Buona scuola atto secondo: ancora lontana la riduzione del gap scuola-lavoro
Restano le ultime giornate di vacanza per i giovani scolari di ogni ordine e grado, e con l’approssimarsi del mese di settembre, e l’avvicinarsi del giorno di rientro, inizia l’ormai consueto calvario per ragazzi, genitori, professori, dirigenti scolastici e personale vario.
La scuola italiana ha sempre avuto un ruolo importante nel sistema paese, e continua ad averlo nonostante le difficoltà, le inadeguatezze e le ritrosie di buona parte dei suoi attori principali. Quest’anno sembra tutto più subdolamente complicato, nonostante i proclami di semplicità e merito. In effetti la scuola vive tormenti continui, e le varie riforme in campo hanno provato a dare un volto più moderno a sistemi e metodi scolastici spesso anacronistici, puntando sempre e comunque a rincorrere i sistemi europei se non anglosassoni. E’ comune un’esperienza quella del calvario per trovare i libri di testo, la corsa depauperante al set scolastico più cool, la ricerca del completo da sfoggiare il primo giorno, tutta una serie infinita di tormentoni, a volte peggiori di quelli musicali.

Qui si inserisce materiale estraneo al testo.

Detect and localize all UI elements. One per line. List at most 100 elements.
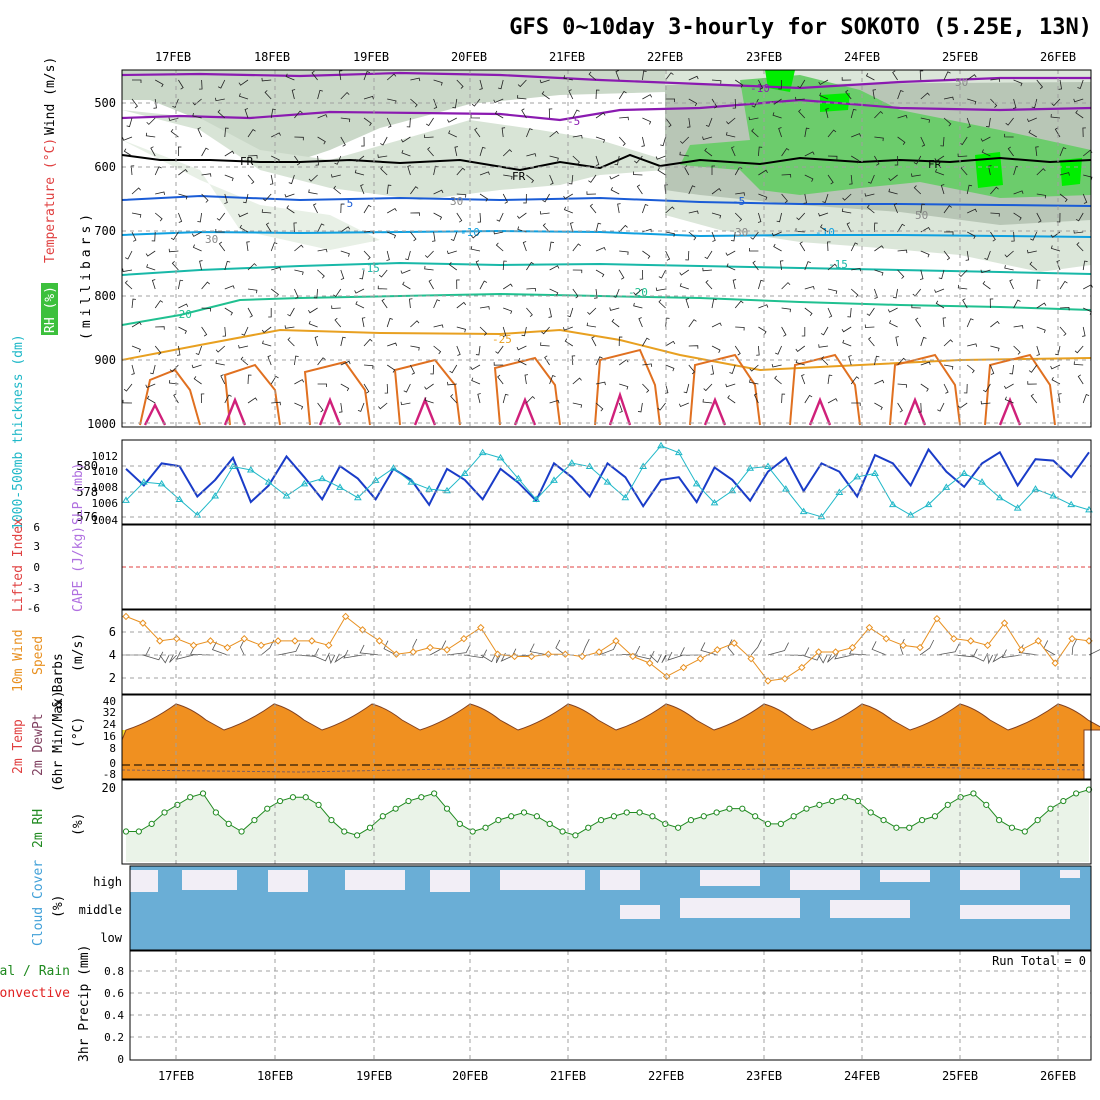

Quest’anno scolastico inizia con la “buona scuola” atto secondo, un progetto di cui sembra essersi frainteso il nesso causale tra scuola e funzione scolastica. Dico questo perché dai tempi della Montessori la funzione della scuola è rimasta sempre quella di “acculturare” le nuove generazioni, depauperando le competenze e allungando il divario col mondo del lavoro. Quest’ultimo diventa sempre più ampio e rende incompatibili i giovani diplomati e le richieste delle attività produttive, ancor di più nel caso di attività commerciali. Nella mia esperienza umana, ho frequentato le scuole nei tempi, anni 70/80, quando la scuola era un dovere civico, complementare al lavoro, ed infatti la fine degli studi coincideva col periodo di lavoro presso la ditta di mio padre; col passar del tempo le cose si sono invertite, ed oggi si va a scuola e non si riesce a lavorare se non nello stagionale. Ancor meno attraente è il livello di competenza e professionalità che si raggiunge, e molti sono i ragazzi che devono sacrificarsi per apprendere i rudimenti di un mestiere o di un qualsiasi altro lavoro, che questa scuola non fornisce. Men che soddisfacente è l’annoso problema delle università, ove l’eccezione sono i curricula scientifici, per il resto il gap è significativo, e spesso i pochi geni che nascono in sede di studio sono costretti ad espatriare per avere un minimo riconoscimento.
Comprendere che la scuola e le varie realtà di studio (arte e mestieri, belle arti, istituti tecnici, etc.) sono il futuro del Paese è ancora lontano dall’essere compresa, la speranza è che presto, molto presto, ci si accorga che solo con una scuola a portata di lavoro si potrà risollevare la sorte del nostro paese. Per il momento arrivi l’augurio più sincero di una buona scuola a tutti gli studenti, di ogni ordine e grado.